Councilmember Cheh was joined by the full Council for the introduction of the “Childhood Lead Exposure Prevention Amendment Act of 2016”
Washington, D.C. —Today, July 12th, Councilmember Cheh, Chair of the Committee on Transportation & the Environment (T&E), was joined by Chairman Mendelson and Councilmembers Grosso, Allen, Silverman, Todd, McDuffie, Bonds, Evans, Alexander, May, and Nadeau for the introduction of the “Childhood Lead Exposure Prevention Amendment Act of 2016.” The bill amends the Healthy Schools Act and the Healthy Tots Act to strengthen the requirements for lead testing and remediation in the District’s public schools, public charter schools, and licensed child development facilities. Specifically, it instructs DGS to install and maintain filters in both the public and charter schools and requires licensed child development facilities to meet the same filter installation and maintenance standards.
“Children in the District of Columbia deserve access to safe, clean drinking water, and it is time for the government to adopt a proactive –rather than reactive, strategy towards lead control in our public water sources. The “Childhood Lead Exposure Prevention Amendment Act of 2016” provides the framework to protect the children enrolled in licensed child development facilities, our public schools, and the charter schools from lead-contaminated water,” said Councilmember Cheh.

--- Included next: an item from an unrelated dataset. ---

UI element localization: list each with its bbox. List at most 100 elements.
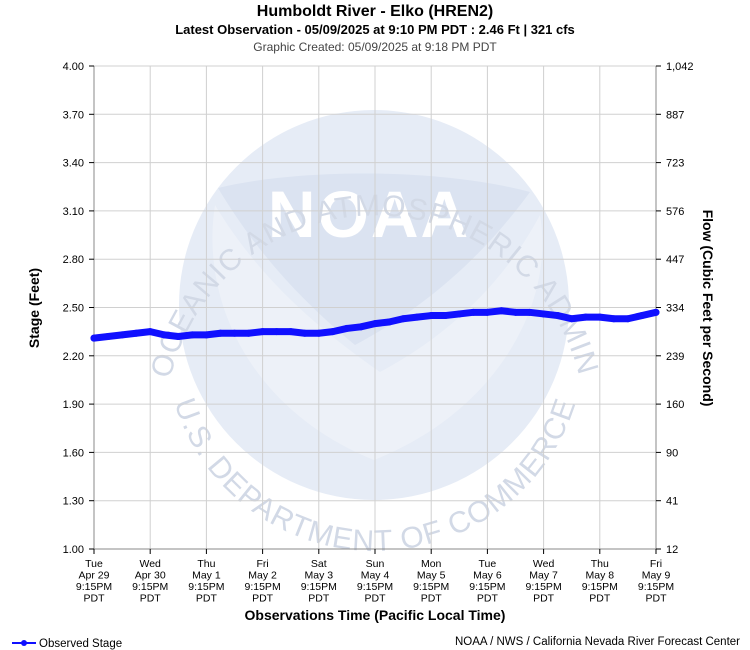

The bill comes after a communication failure between DC Public Schools (DCPS) and the Department of General Services (DGS) wherein parents were not notified of months-old test results of elevated lead levels in DCPS water sources and lapses in the District’s testing protocol for lead in public schools. These failings were revealed in a joint hearing held on June 12th by the Committee on Education and the T&E Committee on testing procedures. In addition to setting higher prevention standards, the bill will create the Healthy Child Development Facilities Fund to provide financial assistance to child development facilities and daycare centers which may face a significant financial burden by the installation and maintenance of lead filters.
“Lead in our children’s drinking water is an urgent concern, especially for our younger children. Pediatricians have said that there is no safe lead exposure for younger children. The best way to address this issue as quickly as possible is to install and properly maintain lead-certified filters at drinking water sources and have a process in place for immediate remedial action if the filtered water test results are above 1 part per billion. To ensure immediate communication with parents and community members, test results must be posted within five business days. With these new regulations, we are not only setting a national standard but are remedying previous shortcomings in protecting District children,” said Councilmember Cheh.